About all he could say about these particular tracks was that they might be bear, and they sure as heck hadn’t been there when he went to visit Amber. What was the animal after? If it was looking for food, it wasn’t doing it any way that made sense to a man. But at least it gave him an excuse to call his girl. For Amber had agreed to be his girl.

He was too old and too washed up to be courting a tender blossom like Miss Amber. It was taking advantage of her sweet, compassionate nature and her youth and inexperience. Hell, the kid had not had a boyfriend since she was a teenager. It was a sin to think of tying her down to a wreck like Lance Prescott. But he was tired of being noble. He was going to seize his chance and try to do his best to make her happy.

She answered on the first ring. She sounded happy too. “What were you looking for in the snow?” she asked. So she had been watching him. He felt a warm glow.

“I thought I saw bear tracks.”

“Oh. Again?” For a country girl, she sure sounded bewildered that the bear might have come back.
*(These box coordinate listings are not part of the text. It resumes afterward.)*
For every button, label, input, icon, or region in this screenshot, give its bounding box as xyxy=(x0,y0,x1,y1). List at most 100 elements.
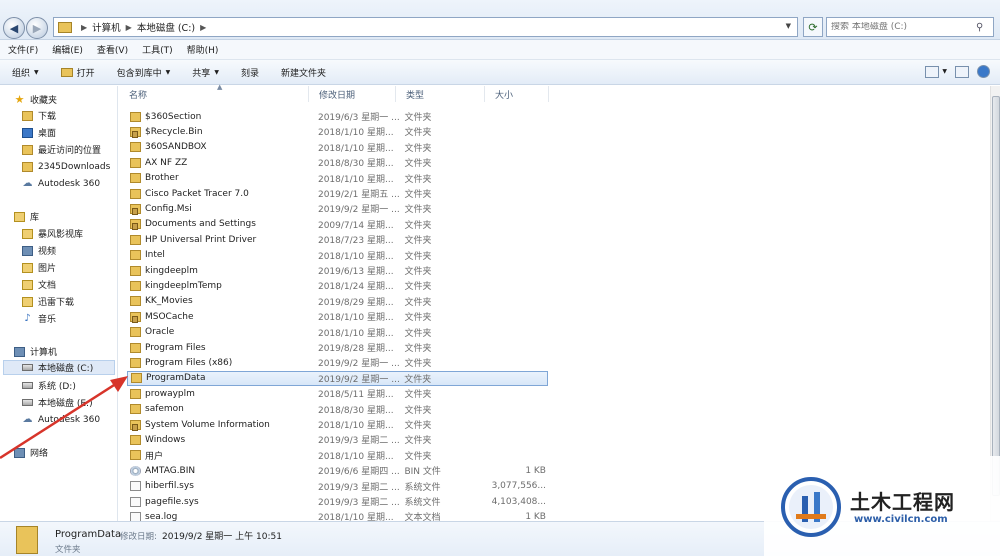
nav-videos[interactable]: 视频 xyxy=(22,243,56,258)
file-row[interactable]: 360SANDBOX 2018/1/10 星期... 文件夹 xyxy=(127,140,548,155)
nav-documents[interactable]: 文档 xyxy=(22,277,56,292)
column-header-name[interactable]: 名称 xyxy=(119,86,309,102)
burn-button[interactable]: 刻录 xyxy=(241,66,259,79)
download-library-icon xyxy=(22,296,33,307)
file-row[interactable]: Config.Msi 2019/9/2 星期一 ... 文件夹 xyxy=(127,201,548,216)
file-row[interactable]: Program Files 2019/8/28 星期... 文件夹 xyxy=(127,340,548,355)
recent-places-icon xyxy=(22,144,33,155)
file-row[interactable]: AMTAG.BIN 2019/6/6 星期四 ... BIN 文件 1 KB xyxy=(127,463,548,478)
nav-network[interactable]: 网络 xyxy=(14,445,48,460)
nav-drive-d[interactable]: 系统 (D:) xyxy=(22,378,76,393)
file-row[interactable]: Documents and Settings 2009/7/14 星期... 文件夹 xyxy=(127,217,548,232)
file-row[interactable]: Cisco Packet Tracer 7.0 2019/2/1 星期五 ... 文… xyxy=(127,186,548,201)
nav-baofeng-library[interactable]: 暴风影视库 xyxy=(22,226,83,241)
file-date: 2019/8/29 星期... xyxy=(317,297,394,308)
command-bar: 组织 ▼ 打开 包含到库中 ▼ 共享 ▼ 刻录 新建文件夹 ▼ xyxy=(0,60,1000,85)
breadcrumb-drive-c[interactable]: 本地磁盘 (C:) xyxy=(137,20,195,34)
menu-file[interactable]: 文件(F) xyxy=(8,43,38,56)
folder-icon xyxy=(130,296,141,307)
view-dropdown-icon[interactable]: ▼ xyxy=(942,68,947,75)
file-row[interactable]: $Recycle.Bin 2018/1/10 星期... 文件夹 xyxy=(127,124,548,139)
file-row[interactable]: Program Files (x86) 2019/9/2 星期一 ... 文件夹 xyxy=(127,355,548,370)
column-header-date[interactable]: 修改日期 xyxy=(309,86,396,102)
file-row[interactable]: 用户 2018/1/10 星期... 文件夹 xyxy=(127,448,548,463)
column-header-size[interactable]: 大小 xyxy=(485,86,549,102)
file-name: Windows xyxy=(145,434,186,445)
file-name: MSOCache xyxy=(145,311,194,322)
nav-autodesk-360-fav[interactable]: ☁ Autodesk 360 xyxy=(22,176,101,191)
nav-pictures[interactable]: 图片 xyxy=(22,260,56,275)
chevron-right-icon[interactable]: ▶ xyxy=(81,23,87,32)
file-row[interactable]: KK_Movies 2019/8/29 星期... 文件夹 xyxy=(127,294,548,309)
file-row[interactable]: hiberfil.sys 2019/9/3 星期二 ... 系统文件 3,077,55… xyxy=(127,479,548,494)
nav-label: 暴风影视库 xyxy=(38,230,84,240)
file-date: 2019/6/13 星期... xyxy=(317,267,394,277)
new-folder-button[interactable]: 新建文件夹 xyxy=(281,66,326,79)
file-row[interactable]: pagefile.sys 2019/9/3 星期二 ... 系统文件 4,103,40… xyxy=(127,494,548,509)
nav-xunlei-downloads[interactable]: 迅雷下载 xyxy=(22,294,74,309)
file-row[interactable]: prowayplm 2018/5/11 星期... 文件夹 xyxy=(127,386,548,401)
file-row[interactable]: System Volume Information 2018/1/10 星期...… xyxy=(127,417,548,432)
menu-view[interactable]: 查看(V) xyxy=(97,43,128,56)
nav-drive-c[interactable]: 本地磁盘 (C:) xyxy=(3,360,115,375)
refresh-button[interactable]: ⟳ xyxy=(803,17,823,37)
search-input[interactable] xyxy=(831,22,976,32)
folder-icon xyxy=(130,250,141,261)
file-row[interactable]: safemon 2018/8/30 星期... 文件夹 xyxy=(127,402,548,417)
chevron-right-icon[interactable]: ▶ xyxy=(200,23,206,32)
details-modified-label: 修改日期: xyxy=(120,532,157,542)
column-header-type[interactable]: 类型 xyxy=(396,86,485,102)
breadcrumb-computer[interactable]: 计算机 xyxy=(92,20,121,34)
file-row[interactable]: MSOCache 2018/1/10 星期... 文件夹 xyxy=(127,309,548,324)
nav-autodesk-360[interactable]: ☁ Autodesk 360 xyxy=(22,412,101,427)
scrollbar-thumb[interactable] xyxy=(992,96,1000,496)
file-row[interactable]: kingdeeplm 2019/6/13 星期... 文件夹 xyxy=(127,263,548,278)
organize-button[interactable]: 组织 ▼ xyxy=(12,66,39,79)
help-icon[interactable] xyxy=(977,65,990,78)
column-type-label: 类型 xyxy=(406,91,425,101)
forward-button[interactable]: ▶ xyxy=(26,17,48,39)
nav-desktop[interactable]: 桌面 xyxy=(22,125,56,140)
nav-label: 最近访问的位置 xyxy=(38,146,102,156)
file-row[interactable]: Intel 2018/1/10 星期... 文件夹 xyxy=(127,248,548,263)
nav-drive-e[interactable]: 本地磁盘 (E:) xyxy=(22,395,93,410)
search-box[interactable]: ⚲ xyxy=(826,17,994,37)
back-button[interactable]: ◀ xyxy=(3,17,25,39)
address-box[interactable]: ▶ 计算机 ▶ 本地磁盘 (C:) ▶ ▼ xyxy=(53,17,798,37)
navigation-pane: ★ 收藏夹 下载 桌面 最近访问的位置 2345Downloads ☁ Autode… xyxy=(0,86,118,521)
menu-edit[interactable]: 编辑(E) xyxy=(52,43,83,56)
nav-computer[interactable]: 计算机 xyxy=(14,344,57,359)
search-icon[interactable]: ⚲ xyxy=(976,22,983,33)
file-icon xyxy=(130,481,141,492)
include-in-library-button[interactable]: 包含到库中 ▼ xyxy=(117,66,171,79)
nav-recent-places[interactable]: 最近访问的位置 xyxy=(22,142,101,157)
file-row[interactable]: Windows 2019/9/3 星期二 ... 文件夹 xyxy=(127,432,548,447)
file-row[interactable]: AX NF ZZ 2018/8/30 星期... 文件夹 xyxy=(127,155,548,170)
file-type: 系统文件 xyxy=(404,482,441,493)
menu-help[interactable]: 帮助(H) xyxy=(187,43,219,56)
file-name: $360Section xyxy=(145,111,202,122)
locked-folder-icon xyxy=(130,419,141,431)
nav-favorites[interactable]: ★ 收藏夹 xyxy=(14,92,57,107)
file-row[interactable]: $360Section 2019/6/3 星期一 ... 文件夹 xyxy=(127,109,548,124)
open-button[interactable]: 打开 xyxy=(60,66,95,79)
nav-2345downloads[interactable]: 2345Downloads xyxy=(22,159,110,174)
nav-libraries[interactable]: 库 xyxy=(14,209,39,224)
file-row[interactable]: Oracle 2018/1/10 星期... 文件夹 xyxy=(127,325,548,340)
share-button[interactable]: 共享 ▼ xyxy=(192,66,219,79)
nav-music[interactable]: ♪ 音乐 xyxy=(22,311,56,326)
file-type: 文件夹 xyxy=(404,143,432,154)
menu-tools[interactable]: 工具(T) xyxy=(142,43,173,56)
file-row[interactable]: ProgramData 2019/9/2 星期一 ... 文件夹 xyxy=(127,370,548,386)
file-row[interactable]: Brother 2018/1/10 星期... 文件夹 xyxy=(127,171,548,186)
change-view-icon[interactable] xyxy=(925,65,940,78)
file-type: 文件夹 xyxy=(404,113,432,123)
address-history-dropdown-icon[interactable]: ▼ xyxy=(786,22,791,30)
file-date: 2018/8/30 星期... xyxy=(317,159,394,170)
chevron-right-icon[interactable]: ▶ xyxy=(126,23,132,32)
preview-pane-icon[interactable] xyxy=(955,65,969,78)
file-row[interactable]: HP Universal Print Driver 2018/7/23 星期...… xyxy=(127,232,548,247)
nav-downloads[interactable]: 下载 xyxy=(22,108,56,123)
file-size: 1 KB xyxy=(525,465,546,476)
file-row[interactable]: kingdeeplmTemp 2018/1/24 星期... 文件夹 xyxy=(127,278,548,293)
“Yeah. You keep an ear cocked. It might be the same half-grown cub, although the prints looked bigger. If you hear anything, you grab your rifle.”

“I’ve never shot a bear.” She sounded not so much frightened as dismayed.
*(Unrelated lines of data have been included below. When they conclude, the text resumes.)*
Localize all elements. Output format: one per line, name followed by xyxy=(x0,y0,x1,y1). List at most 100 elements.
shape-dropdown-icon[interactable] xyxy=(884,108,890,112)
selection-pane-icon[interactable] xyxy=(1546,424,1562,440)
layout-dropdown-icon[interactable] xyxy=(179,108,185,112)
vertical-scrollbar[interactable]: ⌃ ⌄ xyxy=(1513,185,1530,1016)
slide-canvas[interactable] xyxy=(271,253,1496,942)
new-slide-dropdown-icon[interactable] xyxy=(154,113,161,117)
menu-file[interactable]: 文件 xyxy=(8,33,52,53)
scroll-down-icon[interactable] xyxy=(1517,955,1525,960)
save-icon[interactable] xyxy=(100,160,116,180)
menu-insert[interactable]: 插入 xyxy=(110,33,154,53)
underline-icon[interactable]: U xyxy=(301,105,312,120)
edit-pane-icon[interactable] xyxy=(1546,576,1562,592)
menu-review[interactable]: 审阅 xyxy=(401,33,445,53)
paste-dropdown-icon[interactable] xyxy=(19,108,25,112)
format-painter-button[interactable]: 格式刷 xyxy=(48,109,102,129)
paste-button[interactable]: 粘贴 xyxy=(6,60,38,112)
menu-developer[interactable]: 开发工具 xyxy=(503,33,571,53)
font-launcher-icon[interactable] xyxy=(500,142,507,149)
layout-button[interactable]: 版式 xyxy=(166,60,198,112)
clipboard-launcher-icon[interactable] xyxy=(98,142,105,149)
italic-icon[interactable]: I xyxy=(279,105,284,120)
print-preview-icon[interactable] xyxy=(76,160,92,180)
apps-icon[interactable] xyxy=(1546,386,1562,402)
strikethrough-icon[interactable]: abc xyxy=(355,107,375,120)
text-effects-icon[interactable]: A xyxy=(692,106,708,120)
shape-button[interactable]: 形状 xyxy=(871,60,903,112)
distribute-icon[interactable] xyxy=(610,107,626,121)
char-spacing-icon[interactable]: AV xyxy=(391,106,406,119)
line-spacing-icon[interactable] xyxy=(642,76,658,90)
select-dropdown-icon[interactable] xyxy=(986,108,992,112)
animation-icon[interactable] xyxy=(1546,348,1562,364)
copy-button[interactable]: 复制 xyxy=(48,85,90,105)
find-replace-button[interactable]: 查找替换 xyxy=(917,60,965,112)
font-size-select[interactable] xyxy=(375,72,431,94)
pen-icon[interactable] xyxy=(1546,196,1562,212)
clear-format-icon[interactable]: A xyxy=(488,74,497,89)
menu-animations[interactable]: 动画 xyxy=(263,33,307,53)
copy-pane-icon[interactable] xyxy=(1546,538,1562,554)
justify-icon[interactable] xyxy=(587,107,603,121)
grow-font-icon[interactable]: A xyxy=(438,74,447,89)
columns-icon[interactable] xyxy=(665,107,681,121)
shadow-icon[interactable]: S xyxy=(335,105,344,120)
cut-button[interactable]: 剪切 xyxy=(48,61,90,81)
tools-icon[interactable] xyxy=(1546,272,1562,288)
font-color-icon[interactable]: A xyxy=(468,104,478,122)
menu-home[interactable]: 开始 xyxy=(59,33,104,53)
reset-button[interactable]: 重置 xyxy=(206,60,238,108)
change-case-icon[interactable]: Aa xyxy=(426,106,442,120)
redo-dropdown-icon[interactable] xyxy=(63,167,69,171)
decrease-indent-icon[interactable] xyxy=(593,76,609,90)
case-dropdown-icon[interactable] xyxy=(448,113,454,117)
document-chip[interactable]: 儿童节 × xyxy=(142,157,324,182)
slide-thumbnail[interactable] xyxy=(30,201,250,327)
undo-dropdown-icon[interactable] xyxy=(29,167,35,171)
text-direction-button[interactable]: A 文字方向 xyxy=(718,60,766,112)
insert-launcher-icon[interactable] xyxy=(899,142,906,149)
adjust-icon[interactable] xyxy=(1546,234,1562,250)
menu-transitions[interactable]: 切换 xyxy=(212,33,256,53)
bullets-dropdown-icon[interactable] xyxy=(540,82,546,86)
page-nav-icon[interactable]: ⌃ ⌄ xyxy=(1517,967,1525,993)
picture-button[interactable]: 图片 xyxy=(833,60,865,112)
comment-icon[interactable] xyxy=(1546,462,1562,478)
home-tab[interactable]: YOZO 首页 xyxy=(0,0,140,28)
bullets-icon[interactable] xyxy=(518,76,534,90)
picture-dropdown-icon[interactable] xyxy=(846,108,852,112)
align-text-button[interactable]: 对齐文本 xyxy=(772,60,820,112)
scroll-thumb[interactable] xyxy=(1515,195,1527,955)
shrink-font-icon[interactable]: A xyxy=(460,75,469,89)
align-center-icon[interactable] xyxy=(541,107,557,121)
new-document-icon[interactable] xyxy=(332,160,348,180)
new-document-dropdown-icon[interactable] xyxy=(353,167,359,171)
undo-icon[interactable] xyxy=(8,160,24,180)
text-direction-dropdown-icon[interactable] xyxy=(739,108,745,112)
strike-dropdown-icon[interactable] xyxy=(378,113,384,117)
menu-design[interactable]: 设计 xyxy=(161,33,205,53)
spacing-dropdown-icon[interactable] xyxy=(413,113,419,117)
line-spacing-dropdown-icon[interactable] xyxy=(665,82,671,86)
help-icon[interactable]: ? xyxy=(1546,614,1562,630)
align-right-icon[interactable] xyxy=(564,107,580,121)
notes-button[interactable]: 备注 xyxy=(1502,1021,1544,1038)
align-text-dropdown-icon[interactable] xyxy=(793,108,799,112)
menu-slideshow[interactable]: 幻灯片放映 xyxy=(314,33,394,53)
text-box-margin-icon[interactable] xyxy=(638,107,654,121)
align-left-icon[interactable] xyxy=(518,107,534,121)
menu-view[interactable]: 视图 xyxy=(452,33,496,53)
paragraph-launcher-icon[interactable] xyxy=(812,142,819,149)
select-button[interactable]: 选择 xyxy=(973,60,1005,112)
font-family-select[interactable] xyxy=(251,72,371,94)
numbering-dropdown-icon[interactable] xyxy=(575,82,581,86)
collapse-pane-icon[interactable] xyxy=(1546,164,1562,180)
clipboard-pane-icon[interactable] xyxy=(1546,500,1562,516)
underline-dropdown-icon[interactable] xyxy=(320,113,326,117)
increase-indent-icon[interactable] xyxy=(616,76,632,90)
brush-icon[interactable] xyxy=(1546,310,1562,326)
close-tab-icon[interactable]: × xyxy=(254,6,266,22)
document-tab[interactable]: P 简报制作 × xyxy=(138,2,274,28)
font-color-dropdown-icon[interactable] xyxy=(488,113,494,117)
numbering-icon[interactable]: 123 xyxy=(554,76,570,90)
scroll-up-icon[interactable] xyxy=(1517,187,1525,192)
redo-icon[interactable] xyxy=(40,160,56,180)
“And likely you’ll never have to. But if one decides your cabin holds its lunch, you’ll only get one chance.”

“I guess. Are there lots of bears around here?”

“Some. The Double B does back right up to the foothills. Generally speaking we don’t see many. But an animal out of its habitat is more dangerous for being in unfamiliar territory.” He paused. Cleared his throat. “I wish you were with me, so I could keep you safe.”

There was a long silence and then she spoke. “Don’t you worry. I’ve locked up tight. There’s no scent of food around my cabin to attract bears. I’d be more worried one would go after the foals.” Well, he hadn’t really thought she would invite him to sleep in her cabin.

“Scout would be barking if it had been up by the stables.” Which was true, although come to think, it was weird that the bear had not followed that pungent scent. The stable block was kept clean, but it still smelled of horses and dung.

“So she would,” she agreed. “Scout’s a good watchdog.”

“I’ll give Darrell a call and ask if he’s heard anything,” he said reluctantly. He didn’t want to hang up. He wanted to keep hearing her voice in his ear.

“You probably better. Good night. Sleep well.” But she didn’t hang up.

“Consider yourself kissed, sweetheart,” he said.

It took another five minutes before they ended the call and he could phone Darrell. Darrell sounded as if he had been napping, and had just that minute woken up. He was skeptical, but he promised to look around.

“I don’t know, Lance, it would be plumb loco for a bear to come down here where there are people, when the calves on the range are there for the taking.”

“Not if it’s an adolescent male looking for its own territory, and too inexperienced to tackle a herd.” It was past time he remembered he had been trained to lead men. Lance infused authority into his voice. “Go patrol.”

“Okay, okay. I’m on it.”

Sgt. Prescott went whistling to his bed, to dream all night of soft dark curls and softer breasts.